The Aeronautical Information Service, or AIS (French: Service de l'Information Aéronautique, SIA) is a service established in support of international civil aviation, whose objective is to ensure the flow of information necessary for the safety, regularity, and efficiency of international air navigation.

The manner in which aeronautical information is gathered and managed is governed by Annex 15 to the Convention on International Civil Aviation (ICAO Annex 15), which defines how an aeronautical information service shall receive and/or originate, collate or assemble, edit, format, publish/store and distribute specified aeronautical information/data.

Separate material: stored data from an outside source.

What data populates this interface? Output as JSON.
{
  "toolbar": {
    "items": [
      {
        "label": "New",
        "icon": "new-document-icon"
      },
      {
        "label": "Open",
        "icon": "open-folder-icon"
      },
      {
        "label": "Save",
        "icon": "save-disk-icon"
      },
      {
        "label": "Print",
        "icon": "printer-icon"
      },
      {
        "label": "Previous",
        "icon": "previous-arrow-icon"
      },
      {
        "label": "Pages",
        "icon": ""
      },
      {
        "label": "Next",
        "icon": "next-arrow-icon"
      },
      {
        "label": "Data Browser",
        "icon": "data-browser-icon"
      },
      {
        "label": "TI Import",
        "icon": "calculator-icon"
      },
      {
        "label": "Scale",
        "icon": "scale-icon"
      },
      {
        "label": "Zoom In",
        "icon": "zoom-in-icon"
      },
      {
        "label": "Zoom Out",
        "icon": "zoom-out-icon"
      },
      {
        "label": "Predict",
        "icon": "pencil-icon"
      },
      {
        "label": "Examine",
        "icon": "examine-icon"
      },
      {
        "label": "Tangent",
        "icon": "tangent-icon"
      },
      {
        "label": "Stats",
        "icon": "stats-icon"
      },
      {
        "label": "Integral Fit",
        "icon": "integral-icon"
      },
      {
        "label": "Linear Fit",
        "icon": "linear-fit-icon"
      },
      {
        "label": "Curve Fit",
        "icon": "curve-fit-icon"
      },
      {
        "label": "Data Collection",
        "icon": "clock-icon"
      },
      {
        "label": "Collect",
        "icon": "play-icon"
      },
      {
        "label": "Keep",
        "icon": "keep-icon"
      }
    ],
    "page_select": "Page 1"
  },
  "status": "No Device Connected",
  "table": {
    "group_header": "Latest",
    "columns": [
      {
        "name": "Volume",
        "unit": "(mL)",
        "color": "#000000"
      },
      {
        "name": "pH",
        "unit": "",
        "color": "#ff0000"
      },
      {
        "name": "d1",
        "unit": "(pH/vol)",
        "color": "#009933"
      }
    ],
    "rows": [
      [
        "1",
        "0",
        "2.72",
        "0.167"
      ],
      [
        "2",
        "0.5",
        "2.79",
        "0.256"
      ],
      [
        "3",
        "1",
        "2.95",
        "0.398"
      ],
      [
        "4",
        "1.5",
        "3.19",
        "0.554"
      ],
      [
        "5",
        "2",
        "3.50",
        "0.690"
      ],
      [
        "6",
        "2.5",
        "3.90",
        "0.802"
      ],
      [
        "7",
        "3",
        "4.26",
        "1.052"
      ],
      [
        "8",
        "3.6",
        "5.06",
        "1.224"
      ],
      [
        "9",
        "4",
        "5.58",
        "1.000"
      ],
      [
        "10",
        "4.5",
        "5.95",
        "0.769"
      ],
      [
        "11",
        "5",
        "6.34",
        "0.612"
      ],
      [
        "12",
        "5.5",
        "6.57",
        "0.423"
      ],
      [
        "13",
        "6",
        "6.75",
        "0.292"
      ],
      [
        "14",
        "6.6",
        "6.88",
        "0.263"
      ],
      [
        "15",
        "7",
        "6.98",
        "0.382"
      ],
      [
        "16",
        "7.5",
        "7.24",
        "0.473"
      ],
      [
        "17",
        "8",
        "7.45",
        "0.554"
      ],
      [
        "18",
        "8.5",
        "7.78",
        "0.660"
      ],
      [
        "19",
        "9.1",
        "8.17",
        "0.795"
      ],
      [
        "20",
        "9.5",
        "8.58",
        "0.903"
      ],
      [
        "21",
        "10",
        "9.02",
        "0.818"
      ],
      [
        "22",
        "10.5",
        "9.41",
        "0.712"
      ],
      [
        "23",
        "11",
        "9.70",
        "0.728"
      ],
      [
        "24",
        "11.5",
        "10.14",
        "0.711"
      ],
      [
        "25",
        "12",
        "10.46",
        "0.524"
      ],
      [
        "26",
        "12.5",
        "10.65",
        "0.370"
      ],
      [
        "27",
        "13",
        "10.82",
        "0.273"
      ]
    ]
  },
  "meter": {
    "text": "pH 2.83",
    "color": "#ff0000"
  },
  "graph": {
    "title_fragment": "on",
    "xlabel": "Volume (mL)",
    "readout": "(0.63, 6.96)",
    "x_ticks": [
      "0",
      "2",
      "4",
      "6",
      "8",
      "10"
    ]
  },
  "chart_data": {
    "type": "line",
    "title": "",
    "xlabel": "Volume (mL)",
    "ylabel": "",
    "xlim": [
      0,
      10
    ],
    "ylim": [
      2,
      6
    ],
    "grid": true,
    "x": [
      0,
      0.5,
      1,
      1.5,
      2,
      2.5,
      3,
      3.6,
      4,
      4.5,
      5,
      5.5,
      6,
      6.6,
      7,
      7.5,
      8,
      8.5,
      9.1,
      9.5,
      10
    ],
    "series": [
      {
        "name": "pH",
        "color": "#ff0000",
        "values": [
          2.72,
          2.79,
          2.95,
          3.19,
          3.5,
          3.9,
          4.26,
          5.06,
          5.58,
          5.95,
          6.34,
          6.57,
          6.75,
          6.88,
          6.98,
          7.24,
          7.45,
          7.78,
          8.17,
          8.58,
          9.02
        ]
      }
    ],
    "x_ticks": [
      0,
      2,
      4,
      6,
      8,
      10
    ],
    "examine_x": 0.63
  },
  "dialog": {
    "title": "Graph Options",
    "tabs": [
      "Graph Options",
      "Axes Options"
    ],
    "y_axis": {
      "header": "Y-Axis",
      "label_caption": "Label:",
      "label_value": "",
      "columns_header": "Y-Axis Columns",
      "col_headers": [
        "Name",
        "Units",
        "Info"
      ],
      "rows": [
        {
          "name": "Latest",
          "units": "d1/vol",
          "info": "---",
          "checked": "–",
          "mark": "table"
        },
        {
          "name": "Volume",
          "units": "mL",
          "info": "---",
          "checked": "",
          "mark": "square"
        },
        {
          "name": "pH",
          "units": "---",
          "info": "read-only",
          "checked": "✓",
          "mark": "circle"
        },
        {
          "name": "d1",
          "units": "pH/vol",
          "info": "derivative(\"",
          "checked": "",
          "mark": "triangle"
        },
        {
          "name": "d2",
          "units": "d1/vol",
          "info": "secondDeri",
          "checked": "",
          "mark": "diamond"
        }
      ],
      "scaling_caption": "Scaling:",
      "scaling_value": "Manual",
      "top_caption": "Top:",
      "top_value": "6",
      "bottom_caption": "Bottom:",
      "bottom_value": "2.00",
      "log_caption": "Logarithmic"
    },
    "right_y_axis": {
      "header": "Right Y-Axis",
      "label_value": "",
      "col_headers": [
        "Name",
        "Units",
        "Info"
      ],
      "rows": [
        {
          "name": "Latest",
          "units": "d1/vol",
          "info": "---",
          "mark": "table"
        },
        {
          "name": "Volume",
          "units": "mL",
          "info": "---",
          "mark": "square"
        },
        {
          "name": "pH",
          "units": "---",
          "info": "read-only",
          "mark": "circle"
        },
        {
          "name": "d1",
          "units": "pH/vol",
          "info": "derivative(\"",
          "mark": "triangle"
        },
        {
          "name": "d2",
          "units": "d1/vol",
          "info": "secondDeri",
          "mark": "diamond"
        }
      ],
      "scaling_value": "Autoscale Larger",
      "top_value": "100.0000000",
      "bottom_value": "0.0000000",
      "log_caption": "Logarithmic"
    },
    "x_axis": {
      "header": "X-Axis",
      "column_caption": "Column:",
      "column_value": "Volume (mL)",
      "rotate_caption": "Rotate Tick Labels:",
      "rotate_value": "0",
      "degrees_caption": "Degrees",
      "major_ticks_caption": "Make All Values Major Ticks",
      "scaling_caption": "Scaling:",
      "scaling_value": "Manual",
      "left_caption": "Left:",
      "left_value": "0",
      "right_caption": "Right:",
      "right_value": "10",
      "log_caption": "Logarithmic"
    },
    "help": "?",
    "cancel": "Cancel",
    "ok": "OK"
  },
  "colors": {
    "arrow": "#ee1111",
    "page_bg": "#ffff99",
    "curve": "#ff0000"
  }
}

The goal is to satisfy the need for uniformity and consistency in the provision of aeronautical information/data that is required for operational use by international civil aviation.

ICAO Annex 15 specifies that aeronautical information should be published as an integrated aeronautical information package (IAIP), composed of the following elements:

- The Aeronautical Information Publication (AIP), including amendment services
  - AIP supplements
- Aeronautical Information Circulars (AIC)
- NOTAM (Notice to Air Missions)—alerts aircraft pilots of any hazards en route or at a specific location
  - Checklists and lists of valid NOTAM
- Pre-flight Information Bulletins (PIB)

Each element is used to distribute specific types of aeronautical information.

==ICAO Annex 15==
The ICAO Council first adopted the original Standards and Recommended Practices in 1953. Annex 15 has its origins in Article 37 of the Chicago Convention.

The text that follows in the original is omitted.